Médias et démocratie : un binôme en panne

La Ligue des Droits de l’Homme a organisé le 28 mars une rencontre-débat autour du couple (indissociable ?) Médias et Démocratie. Que se passe-t-il actuellement dans les pays européens et aux Etats-Unis autour de ce débat ? La double crise du politique et du journalisme est-elle insurmontable ? Le public fort nombreux a interrogé le panel de 4 intervenants dont Philippe Reltien, journaliste de la cellule d’investigations de Radio-France.

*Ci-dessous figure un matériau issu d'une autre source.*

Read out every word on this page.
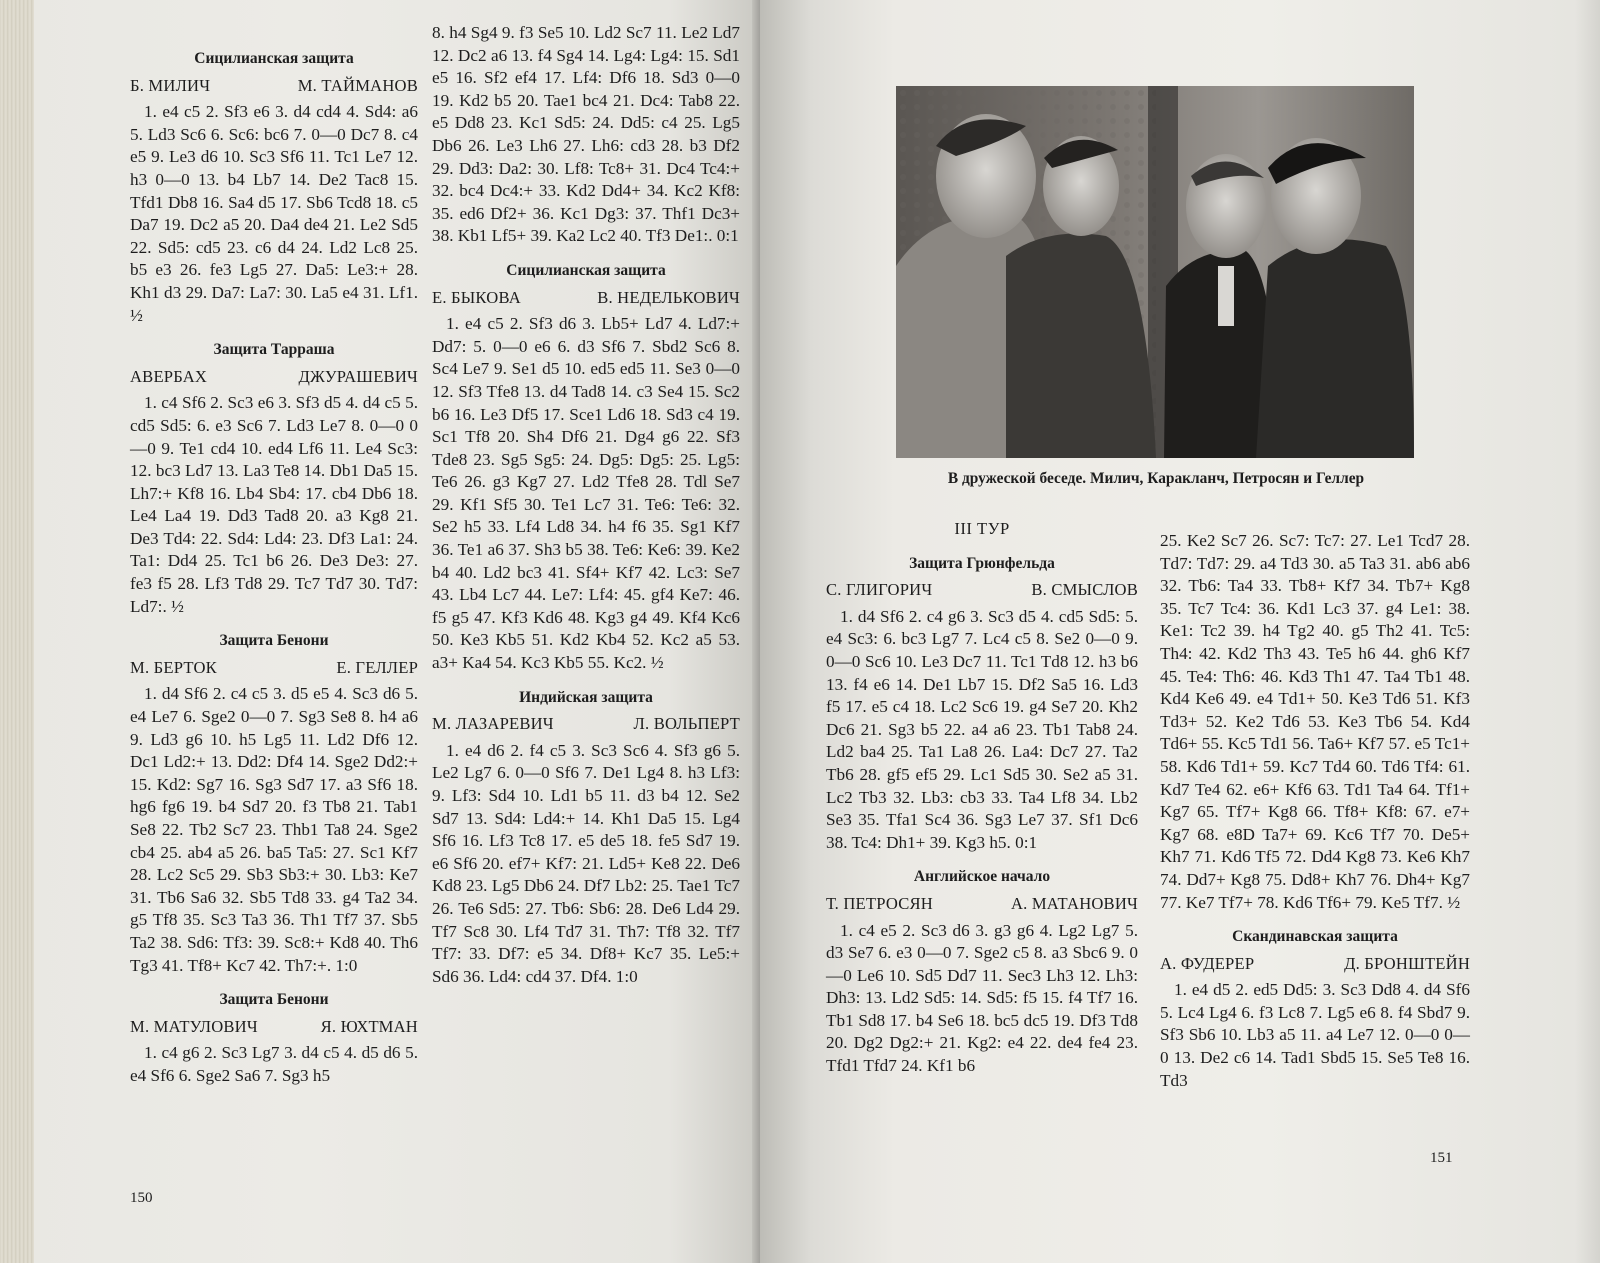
Сицилианская защита
Б. МИЛИЧ	М. ТАЙМАНОВ

1. e4 c5 2. Sf3 e6 3. d4 cd4 4. Sd4: a6 5. Ld3 Sc6 6. Sc6: bc6 7. 0—0 Dc7 8. c4 e5 9. Le3 d6 10. Sc3 Sf6 11. Tc1 Le7 12. h3 0—0 13. b4 Lb7 14. De2 Tac8 15. Tfd1 Db8 16. Sa4 d5 17. Sb6 Tcd8 18. c5 Da7 19. Dc2 a5 20. Da4 de4 21. Le2 Sd5 22. Sd5: cd5 23. c6 d4 24. Ld2 Lc8 25. b5 e3 26. fe3 Lg5 27. Da5: Le3:+ 28. Kh1 d3 29. Da7: La7: 30. La5 e4 31. Lf1. ½

Защита Тарраша
АВЕРБАХ	ДЖУРАШЕВИЧ

1. c4 Sf6 2. Sc3 e6 3. Sf3 d5 4. d4 c5 5. cd5 Sd5: 6. e3 Sc6 7. Ld3 Le7 8. 0—0 0—0 9. Te1 cd4 10. ed4 Lf6 11. Le4 Sc3: 12. bc3 Ld7 13. La3 Te8 14. Db1 Da5 15. Lh7:+ Kf8 16. Lb4 Sb4: 17. cb4 Db6 18. Le4 La4 19. Dd3 Tad8 20. a3 Kg8 21. De3 Td4: 22. Sd4: Ld4: 23. Df3 La1: 24. Ta1: Dd4 25. Tc1 b6 26. De3 De3: 27. fe3 f5 28. Lf3 Td8 29. Tc7 Td7 30. Td7: Ld7:. ½

Защита Бенони
М. БЕРТОК	Е. ГЕЛЛЕР

1. d4 Sf6 2. c4 c5 3. d5 e5 4. Sc3 d6 5. e4 Le7 6. Sge2 0—0 7. Sg3 Se8 8. h4 a6 9. Ld3 g6 10. h5 Lg5 11. Ld2 Df6 12. Dc1 Ld2:+ 13. Dd2: Df4 14. Sge2 Dd2:+ 15. Kd2: Sg7 16. Sg3 Sd7 17. a3 Sf6 18. hg6 fg6 19. b4 Sd7 20. f3 Tb8 21. Tab1 Se8 22. Tb2 Sc7 23. Thb1 Ta8 24. Sge2 cb4 25. ab4 a5 26. ba5 Ta5: 27. Sc1 Kf7 28. Lc2 Sc5 29. Sb3 Sb3:+ 30. Lb3: Ke7 31. Tb6 Sa6 32. Sb5 Td8 33. g4 Ta2 34. g5 Tf8 35. Sc3 Ta3 36. Th1 Tf7 37. Sb5 Ta2 38. Sd6: Tf3: 39. Sc8:+ Kd8 40. Th6 Tg3 41. Tf8+ Kc7 42. Th7:+. 1:0

Защита Бенони
М. МАТУЛОВИЧ	Я. ЮХТМАН

1. c4 g6 2. Sc3 Lg7 3. d4 c5 4. d5 d6 5. e4 Sf6 6. Sge2 Sa6 7. Sg3 h5

8. h4 Sg4 9. f3 Se5 10. Ld2 Sc7 11. Le2 Ld7 12. Dc2 a6 13. f4 Sg4 14. Lg4: Lg4: 15. Sd1 e5 16. Sf2 ef4 17. Lf4: Df6 18. Sd3 0—0 19. Kd2 b5 20. Tae1 bc4 21. Dc4: Tab8 22. e5 Dd8 23. Kc1 Sd5: 24. Dd5: c4 25. Lg5 Db6 26. Le3 Lh6 27. Lh6: cd3 28. b3 Df2 29. Dd3: Da2: 30. Lf8: Tc8+ 31. Dc4 Tc4:+ 32. bc4 Dc4:+ 33. Kd2 Dd4+ 34. Kc2 Kf8: 35. ed6 Df2+ 36. Kc1 Dg3: 37. Thf1 Dc3+ 38. Kb1 Lf5+ 39. Ka2 Lc2 40. Tf3 De1:. 0:1

Сицилианская защита
Е. БЫКОВА	В. НЕДЕЛЬКОВИЧ

1. e4 c5 2. Sf3 d6 3. Lb5+ Ld7 4. Ld7:+ Dd7: 5. 0—0 e6 6. d3 Sf6 7. Sbd2 Sc6 8. Sc4 Le7 9. Se1 d5 10. ed5 ed5 11. Se3 0—0 12. Sf3 Tfe8 13. d4 Tad8 14. c3 Se4 15. Sc2 b6 16. Le3 Df5 17. Sce1 Ld6 18. Sd3 c4 19. Sc1 Tf8 20. Sh4 Df6 21. Dg4 g6 22. Sf3 Tde8 23. Sg5 Sg5: 24. Dg5: Dg5: 25. Lg5: Te6 26. g3 Kg7 27. Ld2 Tfe8 28. Tdl Se7 29. Kf1 Sf5 30. Te1 Lc7 31. Te6: Te6: 32. Se2 h5 33. Lf4 Ld8 34. h4 f6 35. Sg1 Kf7 36. Te1 a6 37. Sh3 b5 38. Te6: Ke6: 39. Ke2 b4 40. Ld2 bc3 41. Sf4+ Kf7 42. Lc3: Se7 43. Lb4 Lc7 44. Le7: Lf4: 45. gf4 Ke7: 46. f5 g5 47. Kf3 Kd6 48. Kg3 g4 49. Kf4 Kc6 50. Ke3 Kb5 51. Kd2 Kb4 52. Kc2 a5 53. a3+ Ka4 54. Kc3 Kb5 55. Kc2. ½

Индийская защита
М. ЛАЗАРЕВИЧ	Л. ВОЛЬПЕРТ

1. e4 d6 2. f4 c5 3. Sc3 Sc6 4. Sf3 g6 5. Le2 Lg7 6. 0—0 Sf6 7. De1 Lg4 8. h3 Lf3: 9. Lf3: Sd4 10. Ld1 b5 11. d3 b4 12. Se2 Sd7 13. Sd4: Ld4:+ 14. Kh1 Da5 15. Lg4 Sf6 16. Lf3 Tc8 17. e5 de5 18. fe5 Sd7 19. e6 Sf6 20. ef7+ Kf7: 21. Ld5+ Ke8 22. De6 Kd8 23. Lg5 Db6 24. Df7 Lb2: 25. Tae1 Tc7 26. Te6 Sd5: 27. Tb6: Sb6: 28. De6 Ld4 29. Tf7 Sc8 30. Lf4 Td7 31. Th7: Tf8 32. Tf7 Tf7: 33. Df7: e5 34. Df8+ Kc7 35. Le5:+ Sd6 36. Ld4: cd4 37. Df4. 1:0

150
151
В дружеской беседе. Милич, Каракланч, Петросян и Геллер
III ТУР
Защита Грюнфельда
С. ГЛИГОРИЧ	В. СМЫСЛОВ

1. d4 Sf6 2. c4 g6 3. Sc3 d5 4. cd5 Sd5: 5. e4 Sc3: 6. bc3 Lg7 7. Lc4 c5 8. Se2 0—0 9. 0—0 Sc6 10. Le3 Dc7 11. Tc1 Td8 12. h3 b6 13. f4 e6 14. De1 Lb7 15. Df2 Sa5 16. Ld3 f5 17. e5 c4 18. Lc2 Sc6 19. g4 Se7 20. Kh2 Dc6 21. Sg3 b5 22. a4 a6 23. Tb1 Tab8 24. Ld2 ba4 25. Ta1 La8 26. La4: Dc7 27. Ta2 Tb6 28. gf5 ef5 29. Lc1 Sd5 30. Se2 a5 31. Lc2 Tb3 32. Lb3: cb3 33. Ta4 Lf8 34. Lb2 Se3 35. Tfa1 Sc4 36. Sg3 Le7 37. Sf1 Dc6 38. Tc4: Dh1+ 39. Kg3 h5. 0:1

Английское начало
Т. ПЕТРОСЯН	А. МАТАНОВИЧ

1. c4 e5 2. Sc3 d6 3. g3 g6 4. Lg2 Lg7 5. d3 Se7 6. e3 0—0 7. Sge2 c5 8. a3 Sbc6 9. 0—0 Le6 10. Sd5 Dd7 11. Sec3 Lh3 12. Lh3: Dh3: 13. Ld2 Sd5: 14. Sd5: f5 15. f4 Tf7 16. Tb1 Sd8 17. b4 Se6 18. bc5 dc5 19. Df3 Td8 20. Dg2 Dg2:+ 21. Kg2: e4 22. de4 fe4 23. Tfd1 Tfd7 24. Kf1 b6

25. Ke2 Sc7 26. Sc7: Tc7: 27. Le1 Tcd7 28. Td7: Td7: 29. a4 Td3 30. a5 Ta3 31. ab6 ab6 32. Tb6: Ta4 33. Tb8+ Kf7 34. Tb7+ Kg8 35. Tc7 Tc4: 36. Kd1 Lc3 37. g4 Le1: 38. Ke1: Tc2 39. h4 Tg2 40. g5 Th2 41. Tc5: Th4: 42. Kd2 Th3 43. Te5 h6 44. gh6 Kf7 45. Te4: Th6: 46. Kd3 Th1 47. Ta4 Tb1 48. Kd4 Ke6 49. e4 Td1+ 50. Ke3 Td6 51. Kf3 Td3+ 52. Ke2 Td6 53. Ke3 Tb6 54. Kd4 Td6+ 55. Kc5 Td1 56. Ta6+ Kf7 57. e5 Tc1+ 58. Kd6 Td1+ 59. Kc7 Td4 60. Td6 Tf4: 61. Kd7 Te4 62. e6+ Kf6 63. Td1 Ta4 64. Tf1+ Kg7 65. Tf7+ Kg8 66. Tf8+ Kf8: 67. e7+ Kg7 68. e8D Ta7+ 69. Kc6 Tf7 70. De5+ Kh7 71. Kd6 Tf5 72. Dd4 Kg8 73. Ke6 Kh7 74. Dd7+ Kg8 75. Dd8+ Kh7 76. Dh4+ Kg7 77. Ke7 Tf7+ 78. Kd6 Tf6+ 79. Ke5 Tf7. ½

Скандинавская защита
А. ФУДЕРЕР	Д. БРОНШТЕЙН

1. e4 d5 2. ed5 Dd5: 3. Sc3 Dd8 4. d4 Sf6 5. Lc4 Lg4 6. f3 Lc8 7. Lg5 e6 8. f4 Sbd7 9. Sf3 Sb6 10. Lb3 a5 11. a4 Le7 12. 0—0 0—0 13. De2 c6 14. Tad1 Sbd5 15. Se5 Te8 16. Td3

La section LDH de Conflans, Andrésy, Chanteloup-les-Vignes et Maurecourt vogue sur le fleuve de la Seine pour apporter de la connaissance et des échanges depuis des années. A la Péniche de Triel, elle a réuni un panel d’intervenants d’horizons différents et ayant pour certains une forte expérience nationale ou locale : Gwenaëlle Leprat, journaliste indépendante, élue du Conseil du Syndicat National des Journalistes (SNJ) ; Philippe Reltien, journaliste d’investigation à la cellule du même nom ; Elhadji Diallo, journaliste reporter à Radio LFM de Mantes ; Rodrigo Acosta, directeur du Journal des 2 Rives (par ailleurs auteur de ces lignes). A noter également, la présence de Damien Delerin, président de l’association ADAIM éditrice du Journal des 2 Rives.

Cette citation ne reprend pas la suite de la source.